Leaving poker behind: how to cross the gaming divide

Leaving poker behind: how to cross the gaming divide

As a poker player, the thought of anteing up on something different might fill you with dread. However, in the middle of a downswing or a bout of tilt, there’s nothing wrong with using your skills in a different way. Indeed, the old saying that a “change is as good as a break” is essentially what we’re getting at here. Because statistical variance can affect us all, no matter who much like Phil Ivey we are, there are times when trying something new can be beneficial.

For most, the obvious game to transition to during a poker crisis is blackjack. Although the luck element is higher, there’s still plenty of scope for skill to determine your fate. By understanding some simple concepts, finding the right place to play and managing your money properly, you can actually turn a profit at the blackjack table. Naturally, as in poker, nothing in guaranteed in this arena. However, if you’re thinking of a switch, here are some tips to help you get off on the right foot:

Find the Right Game

In essence, this tip really means finding the right casino that offers the right selection of games. If you’re sizing up a new proposition, read the reviews carefully to see the quantity and quality of blackjack variants it offers. For example, this LeoVegas review notes the 12 different variants of blackjack, including live dealer options, included at the online casino. In comparative terms, that’s a solid selection.
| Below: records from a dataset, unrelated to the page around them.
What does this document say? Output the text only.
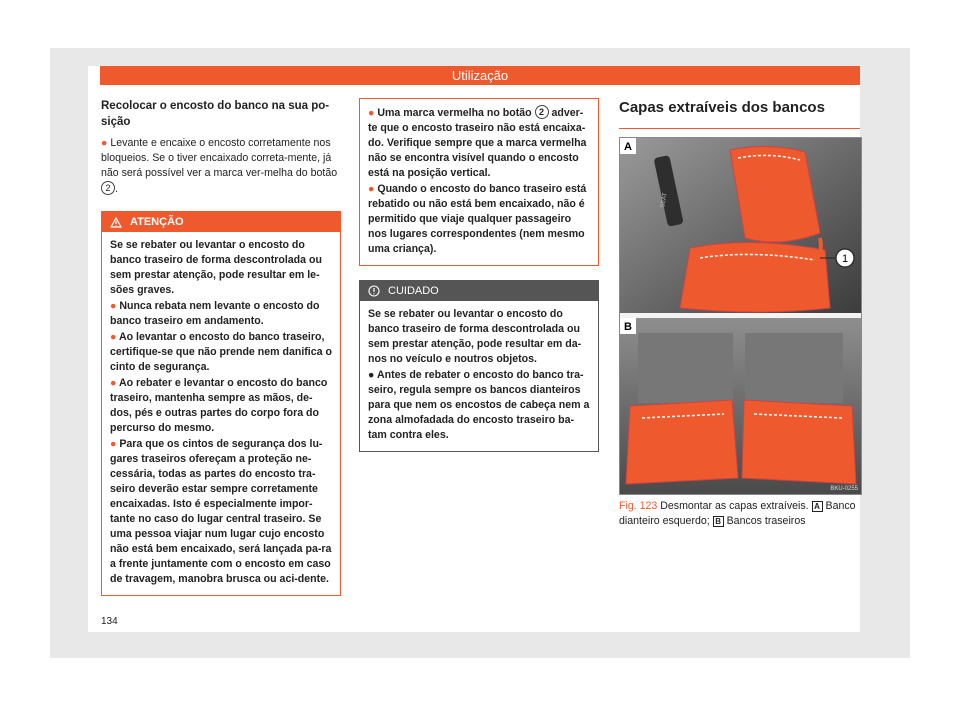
Utilização
Recolocar o encosto do banco na sua po-sição

● Levante e encaixe o encosto corretamente nos bloqueios. Se o tiver encaixado correta-mente, já não será possível ver a marca ver-melha do botão 2 .

ATENÇÃO

Se se rebater ou levantar o encosto do banco traseiro de forma descontrolada ou sem prestar atenção, pode resultar em le-sões graves.

● Nunca rebata nem levante o encosto do banco traseiro em andamento.

● Ao levantar o encosto do banco traseiro, certifique-se que não prende nem danifica o cinto de segurança.

● Ao rebater e levantar o encosto do banco traseiro, mantenha sempre as mãos, de-dos, pés e outras partes do corpo fora do percurso do mesmo.

● Para que os cintos de segurança dos lu-gares traseiros ofereçam a proteção ne-cessária, todas as partes do encosto tra-seiro deverão estar sempre corretamente encaixadas. Isto é especialmente impor-tante no caso do lugar central traseiro. Se uma pessoa viajar num lugar cujo encosto não está bem encaixado, será lançada pa-ra a frente juntamente com o encosto em caso de travagem, manobra brusca ou aci-dente.

● Uma marca vermelha no botão 2 adver-te que o encosto traseiro não está encaixa-do. Verifique sempre que a marca vermelha não se encontra visível quando o encosto está na posição vertical.

● Quando o encosto do banco traseiro está rebatido ou não está bem encaixado, não é permitido que viaje qualquer passageiro nos lugares correspondentes (nem mesmo uma criança).

CUIDADO

Se se rebater ou levantar o encosto do banco traseiro de forma descontrolada ou sem prestar atenção, pode resultar em da-nos no veículo e noutros objetos.

● Antes de rebater o encosto do banco tra-seiro, regula sempre os bancos dianteiros para que nem os encostos de cabeça nem a zona almofadada do encosto traseiro ba-tam contra eles.

Capas extraíveis dos bancos
SEAT
1
A
B
BKU-0255
Fig. 123 Desmontar as capas extraíveis. A Banco dianteiro esquerdo; B Bancos traseiros
134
Once you’ve established that the site has enough options, you have to pick the right one. In general, the fewer bonus options, side bets and decks in play, the better. Basically, if you can find a straight game with a single deck, you have a better chance of winning. The reason for this is that the you have a better chance of tracking the cards and getting a feel for what’s going to come out next. Of course, there are also some negatives to single-deck games, especially because there are fewer high-value cards to help you make scores of 20/21.

Watch the dealer

Watch the Dealer

Once you’ve found a site and game, the most important skill you can develop in blackjack is watching the dealer. Fortunately, if you’re a solid poker player, this will come naturally to you. The reason you watch the dealer is simple: you want to know whether they’re weak or strong. Just as you’ll try to read an opponent at the poker table and adjust your strategy based on their apparent strength, you need to do the same in blackjack.

For example, if the dealer is holding a 4 and you have 14, what’s the best play? In this instance, you both have weak hands and the chances of either of you going bust are fairly high. However, the dealer is forced to draw to at least 17 and you’re not. So, in this situation, you’d stand and put the pressure on the dealer. In contrast, if the dealer was strong (i.e. showing a high-value card), you may have to take more chances than usual.

Basically, you need to assess the strength of the dealer when you play. This, in reality, is what makes blackjack a great alternative for poker players. Although the reading process is slightly different, the concept of optimizing your play based on external variables is virtually identical.

Manage Your Money

The final thing you need to consider when you switch from poker to blackjack is the amount you’re spending. You wouldn’t jump into a $5/$10 cash game with $400 in your bankroll, just as you wouldn’t be betting $30 per hand if you only had $300. As a general rule, you should stake no more than 1% of your bankroll on a single hand. In fact, it should really be less than that if you want to have a positive long-term expectation.

As we’ve said, wins are never certain in blackjack. However, if you can stack the options in your favor in the ways we’ve shown you, it’s certainly a game you can enjoy and, potentially, profit from when you need a break from poker.